Note that it is not strictly necessary to compute after each reduction
step whether the resulting constraint is satisfiable (as long as
proposed answers are checked to be satisfiable). This observation
gives rise to inference procedures where satisfiability checks are
`delayed' or performed less frequently. This may be useful if the
check costs a lot of overhead in comparison to the size of the search
space that could be avoided. For an application of this idea in a
linguistic setting, consider the work on Constraint Logic Grammars
The computation rule of the proof procedure determines which
atom in a given goal is to be reduced. As in Prolog, I assume that the
leftmost atom of a goal is always reduced; i.e. the computation rule
selects the leftmost atom in a goal. In later chapters I will argue
that for parsing and generation a computation rule which selects the
head may be much more suitable.
Finally, the search rule of a proof procedure determines in which order the search space is traversed. For a given selected atom several clauses may be available to reduce the atom with. Each of the possible reductions may lead to the desired result; hence this defines a search space which has the shape of a tree. For our toy example above, this tree looks as in figure 2.6, assuming the leftmost selection rule.

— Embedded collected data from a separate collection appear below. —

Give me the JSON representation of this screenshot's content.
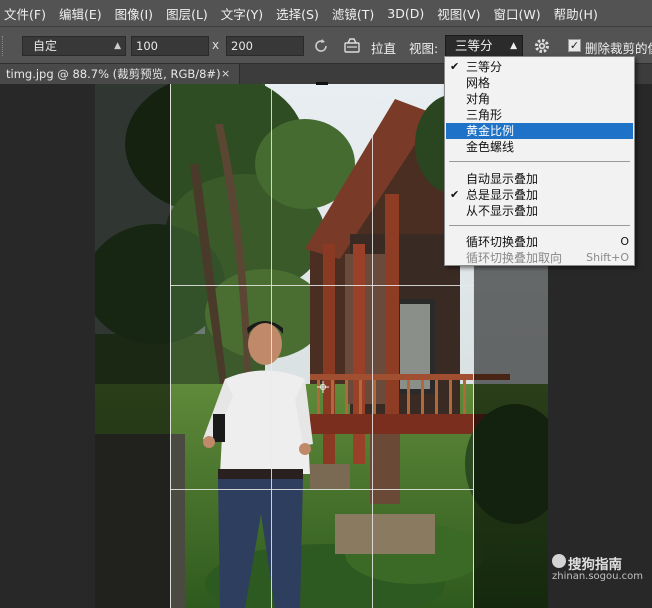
{
  "menubar": {
    "items": [
      "文件(F)",
      "编辑(E)",
      "图像(I)",
      "图层(L)",
      "文字(Y)",
      "选择(S)",
      "滤镜(T)",
      "3D(D)",
      "视图(V)",
      "窗口(W)",
      "帮助(H)"
    ]
  },
  "options": {
    "ratio_preset": "自定",
    "width": "100",
    "x_sep": "x",
    "height": "200",
    "straighten_label": "拉直",
    "view_label": "视图:",
    "view_value": "三等分",
    "delete_cropped_label": "删除裁剪的像",
    "delete_cropped_checked": true
  },
  "tab": {
    "title": "timg.jpg @ 88.7% (裁剪预览, RGB/8#)",
    "close": "×"
  },
  "view_menu": {
    "items": [
      {
        "label": "三等分",
        "checked": true
      },
      {
        "label": "网格"
      },
      {
        "label": "对角"
      },
      {
        "label": "三角形"
      },
      {
        "label": "黄金比例",
        "highlighted": true
      },
      {
        "label": "金色螺线"
      },
      {
        "label": "自动显示叠加"
      },
      {
        "label": "总是显示叠加",
        "checked": true
      },
      {
        "label": "从不显示叠加"
      },
      {
        "label": "循环切换叠加",
        "shortcut": "O"
      },
      {
        "label": "循环切换叠加取向",
        "shortcut": "Shift+O",
        "disabled": true
      }
    ],
    "check_mark": "✔"
  },
  "watermark": {
    "title": "搜狗指南",
    "subtitle": "zhinan.sogou.com"
  },
  "colors": {
    "menu_bg": "#535353",
    "highlight": "#1e72c8",
    "canvas_bg": "#282828"
  }
}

I assume, as in Prolog, that search trees are traversed in a
depth-first left-to-right order. Backtracking occurs if branches are
encountered which contain no refutation. Note that the search-rule is
quite independent of both the direction of the proof procedure
(bottom-up, top-down) and the computation rule. Apart from the usual
depth-first strategy I adopt here it is often possible to augment
proof procedures with well-formed and ill-formed subgoal tables. In
section 4.6.5 I will come back to this subject.
At this point it may be useful to introduce another type of tree,
which we may call `parse tree'. In such a tree a node represents an
atom in a goal; the daughters of a node are the atoms with which this
atom is reduced. A leaf in the parse tree thus represents a goal of which the
reduction yielded the empty goal. 2.4 A search tree thus represents
all possible refutations; a parse-tree represents only one refutation.
In examples of parse trees I usually replace the variables in the atom
with the constraints imposed on this variable (in matrix representation);
also I leave out the predicate symbol in the case of the predicate
sign/1. For example, for the goal ``which books by `greene'
can be lent?'' we have the following parse tree, leaving
out the constraints on the variable
The following goal is solved as in figure 2.9; the corresponding parse tree is presented in figure 2.10. Note that in the trace of the refutation I use the up-arrow to indicate that the constraints on the variable are identical to the constraints on that variable in the preceding goal.